A Short History of the Welte Company

This photos shows the Welte factory in Frieburg
Germany in the early part of the 1900 Century

M. Welte & Sons, Freiburg and New York
was a manufacturer of orchestrions, organs and reproducing pianos. From 1832 until 1932, the firm produced mechanical musical Instruments of the highest quality. The firm's founder, Michael Welte (1807-1880), and his company were prominent in the technical development and construction of orchestrions from 1850, until the early 20th century.

Illustration: 1862 International Exhibition London: The Orchestrion by M. Welte, of Vöhrenbach, In the Zollverein Department.

The Illustrated London News, Sept. 20, 1862
In 1872, the firm moved from the remote black forest town of Vöhrenbach, into a newly developed business complex beneath the main railway-station in Freiburg, Germany. They created an epoch-making development when they substituted the playing gear of their instruments from fragile wood pinned cylinders to perforated paper rolls. In 1883, Emil Welte (1841-1923), the eldest son of Michael, who had emigrated to the United States in 1865, patented the paper roll method (US-Patent 87.599). In 1889, the technique was further perfected, and again protected through patents. Later, Welte built only instruments using the new technique, which was also licensed to other companies. With branches in New York and Moscow, and representatives throughout the world, Welte became very well known.

The firm was already famous for its inventions in the field of the reproduction of music when Welte introduced the Welte-Mignon reproducing piano in 1904, which came onto the market in 1905. As a result of this invention by Edwin Welte (1876-1958) and his brother-in-law Karl Bockisch (1874-1952), one could now record and reproduce the music played by a pianist as true to life as was technologically possible at the time.

Illustration: One of the first Welte-Mignon-Pianos, keyboardless, built 1905-ca. 1908
  Welte Inc.

In 1912 a new company was founded, the "M. Welte & Sons. Inc." in New York, and a new factory was built in Poughkeepsie, New York. Shareholders were predominantly family members in the U.S. and Germany, among them Barney Dreyfuss, Edwins brother-in-law.

As a result of the Alien Property Custodian enactment, during the First World War, the company lost their American branch and all of their U.S. patents. This caused the company great economic hardship. Later the depression and the mass production of new technologies like the radio and the electric record player in the 1920s virtually brought about the demise of the firm and its expensive instruments. Other companies with similar products like American Piano Company (Ampico) and Duo-Art also began to fade from the scene at this time.

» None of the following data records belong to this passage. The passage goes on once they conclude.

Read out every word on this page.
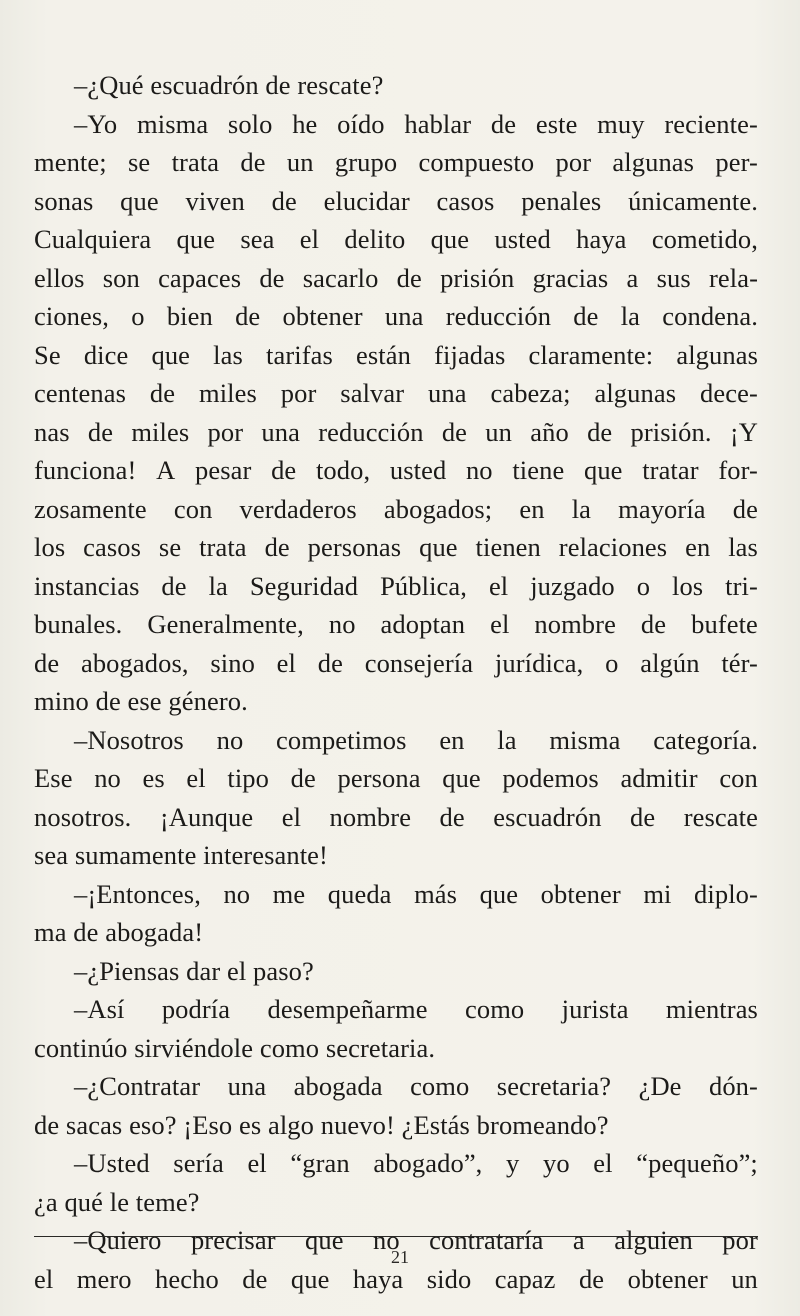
–¿Qué escuadrón de rescate?
–Yo misma solo he oído hablar de este muy reciente-
mente; se trata de un grupo compuesto por algunas per-
sonas que viven de elucidar casos penales únicamente.
Cualquiera que sea el delito que usted haya cometido,
ellos son capaces de sacarlo de prisión gracias a sus rela-
ciones, o bien de obtener una reducción de la condena.
Se dice que las tarifas están fijadas claramente: algunas
centenas de miles por salvar una cabeza; algunas dece-
nas de miles por una reducción de un año de prisión. ¡Y
funciona! A pesar de todo, usted no tiene que tratar for-
zosamente con verdaderos abogados; en la mayoría de
los casos se trata de personas que tienen relaciones en las
instancias de la Seguridad Pública, el juzgado o los tri-
bunales. Generalmente, no adoptan el nombre de bufete
de abogados, sino el de consejería jurídica, o algún tér-
mino de ese género.
–Nosotros no competimos en la misma categoría.
Ese no es el tipo de persona que podemos admitir con
nosotros. ¡Aunque el nombre de escuadrón de rescate
sea sumamente interesante!
–¡Entonces, no me queda más que obtener mi diplo-
ma de abogada!
–¿Piensas dar el paso?
–Así podría desempeñarme como jurista mientras
continúo sirviéndole como secretaria.
–¿Contratar una abogada como secretaria? ¿De dón-
de sacas eso? ¡Eso es algo nuevo! ¿Estás bromeando?
–Usted sería el “gran abogado”, y yo el “pequeño”;
¿a qué le teme?
–Quiero precisar que no contrataría a alguien por
el mero hecho de que haya sido capaz de obtener un
21
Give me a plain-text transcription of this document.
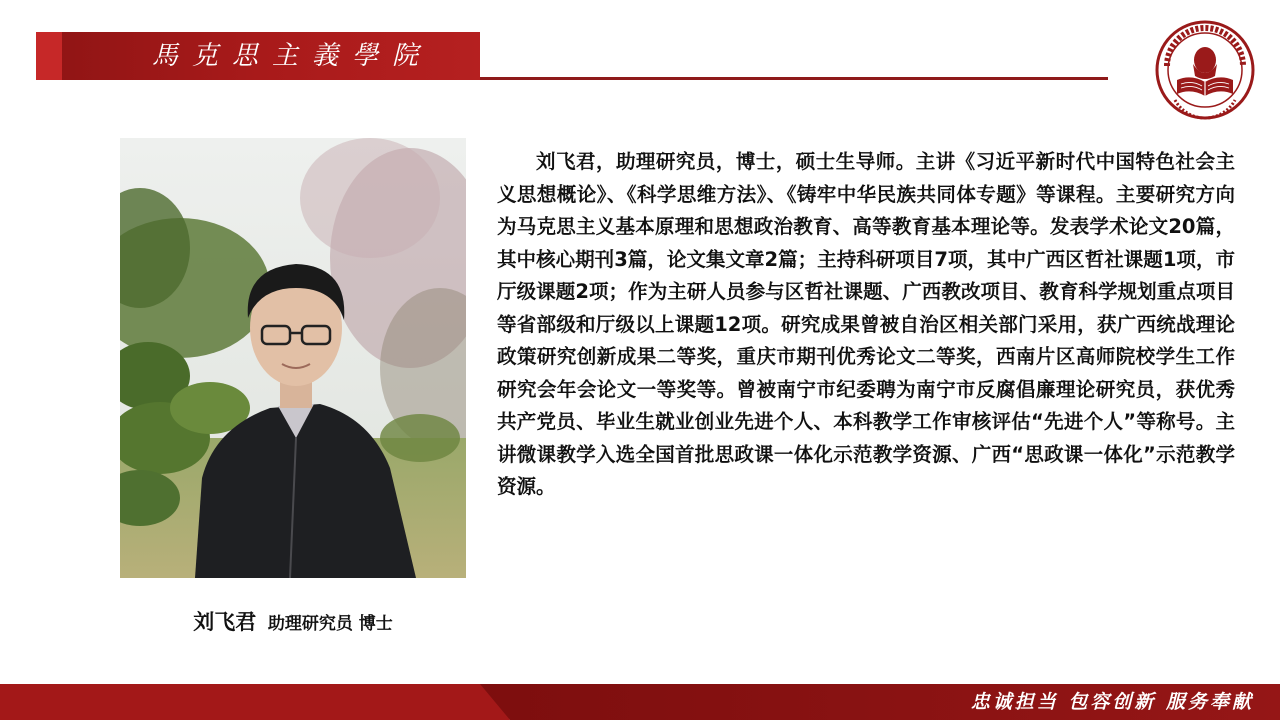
馬克思主義學院
刘飞君 助理研究员 博士

刘飞君，助理研究员，博士，硕士生导师。主讲《习近平新时代中国特色社会主义思想概论》、《科学思维方法》、《铸牢中华民族共同体专题》等课程。主要研究方向为马克思主义基本原理和思想政治教育、高等教育基本理论等。发表学术论文20篇，其中核心期刊3篇，论文集文章2篇；主持科研项目7项，其中广西区哲社课题1项，市厅级课题2项；作为主研人员参与区哲社课题、广西教改项目、教育科学规划重点项目等省部级和厅级以上课题12项。研究成果曾被自治区相关部门采用，获广西统战理论政策研究创新成果二等奖，重庆市期刊优秀论文二等奖，西南片区高师院校学生工作研究会年会论文一等奖等。曾被南宁市纪委聘为南宁市反腐倡廉理论研究员，获优秀共产党员、毕业生就业创业先进个人、本科教学工作审核评估“先进个人”等称号。主讲微课教学入选全国首批思政课一体化示范教学资源、广西“思政课一体化”示范教学资源。

忠诚担当 包容创新 服务奉献
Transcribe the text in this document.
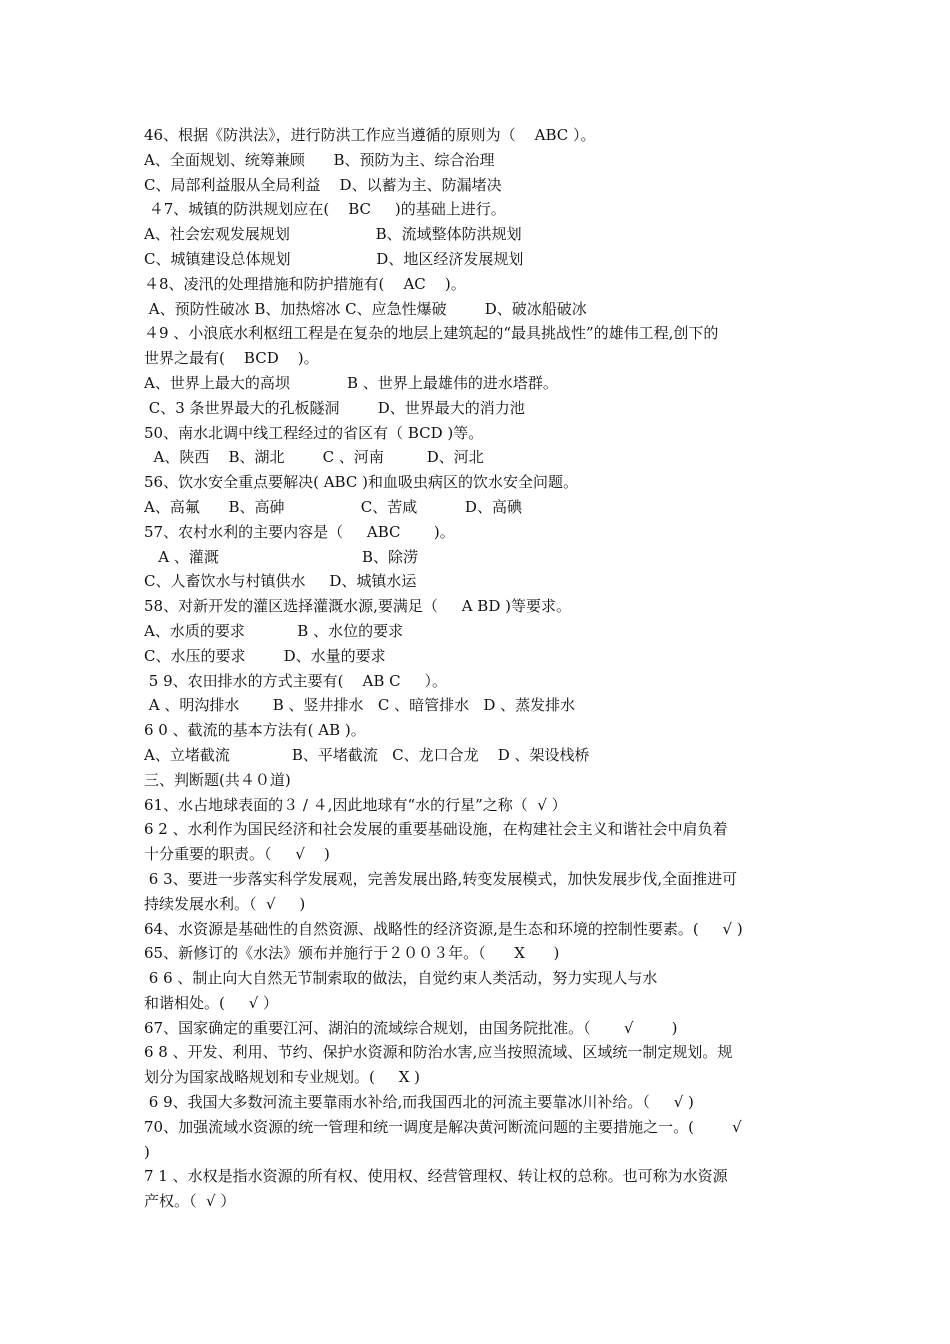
46、根据《防洪法》，进行防洪工作应当遵循的原则为（    ABC ）。
A、全面规划、统筹兼顾      B、预防为主、综合治理
C、局部利益服从全局利益    D、以蓄为主、防漏堵决
４7、城镇的防洪规划应在(    BC     )的基础上进行。
A、社会宏观发展规划                  B、流域整体防洪规划
C、城镇建设总体规划                  D、地区经济发展规划
４8、凌汛的处理措施和防护措施有(    AC    )。
A、预防性破冰 B、加热熔冰 C、应急性爆破        D、破冰船破冰
４9 、小浪底水利枢纽工程是在复杂的地层上建筑起的“最具挑战性”的雄伟工程,创下的
世界之最有(    BCD    )。
A、世界上最大的高坝            B 、世界上最雄伟的进水塔群。
C、3 条世界最大的孔板隧洞        D、世界最大的消力池
50、南水北调中线工程经过的省区有（ BCD )等。
A、陕西    B、湖北        C 、河南         D、河北
56、饮水安全重点要解决( ABC )和血吸虫病区的饮水安全问题。
A、高氟      B、高砷                C、苦咸          D、高碘
57、农村水利的主要内容是（     ABC       )。
A 、灌溉                              B、除涝
C、人畜饮水与村镇供水     D、城镇水运
58、对新开发的灌区选择灌溉水源,要满足（     A BD )等要求。
A、水质的要求           B 、水位的要求
C、水压的要求        D、水量的要求
5 9、农田排水的方式主要有(    AB C     ）。
A 、明沟排水       B 、竖井排水   C 、暗管排水   D 、蒸发排水
6 0 、截流的基本方法有( AB )。
A、立堵截流             B、平堵截流   C、龙口合龙    D 、架设栈桥
三、判断题(共４０道)
61、水占地球表面的３ / ４,因此地球有“水的行星”之称（  √ ）
6 2 、水利作为国民经济和社会发展的重要基础设施，在构建社会主义和谐社会中肩负着
十分重要的职责。（     √    )
6 3、要进一步落实科学发展观，完善发展出路,转变发展模式，加快发展步伐,全面推进可
持续发展水利。（  √     )
64、水资源是基础性的自然资源、战略性的经济资源,是生态和环境的控制性要素。(     √ )
65、新修订的《水法》颁布并施行于２００３年。（      X      )
6 6 、制止向大自然无节制索取的做法，自觉约束人类活动，努力实现人与水
和谐相处。(     √ ）
67、国家确定的重要江河、湖泊的流域综合规划，由国务院批准。（       √        )
6 8 、开发、利用、节约、保护水资源和防治水害,应当按照流域、区域统一制定规划。规
划分为国家战略规划和专业规划。(     X )
6 9、我国大多数河流主要靠雨水补给,而我国西北的河流主要靠冰川补给。（     √ )
70、加强流域水资源的统一管理和统一调度是解决黄河断流问题的主要措施之一。(        √
)
7 1 、水权是指水资源的所有权、使用权、经营管理权、转让权的总称。也可称为水资源
产权。（  √ ）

Welte & Sons, Pougkeepsie factory building 1913/14. Today: Central Hudson Gas & Electric Corporation
From 1919 on, Welte built also theatre organs. With the introduction of "talkies" around 1927, this need began to also diminish and by 1931 production of these instruments was severely curtailed. The last big theatre organ was a custom built instrument for the Norddeutscher Rundfunk (NDR, North German Broadcasting) studio in Hamburg, still in place and still playing. Some other theatre organs of Welte are today in museums. In 1932 the firm, now with Karl Bockisch as sole owner, barely escaped bankruptcy, and began to concentrate on the production of church organs and other specialty organs.

The last project of Edwin Welte was an electronic organ equipped with photo-cells, the Lichttonorgel or Phototone-Organ. This instrument was the first ever which used analog sampled sound. In 1936, a prototype of this type of organ was demonstrated at a concert in the Berliner Philharmonie. The production of these organs - in cooperation with the Telefunken Company - was halted by the Nazi-government because the inventor, Edwin Welte, was married to Betty Dreyfuss, who was Jewish.

The business complex in Freiburg was bombed and completely destroyed in November 1944. This event seemed to obliterate the closely kept secrets of the firm and their recording apparatus and recording process appeared lost forever. But in recent years parts of the recording apparatus for the Welte Philharmonic-Organs and documents were found in the United States. It was then possible to theoretically reconstruct the recording process. The Augustinermuseum of Freiburg keeps the legacy of the company - all that survived the Second World War.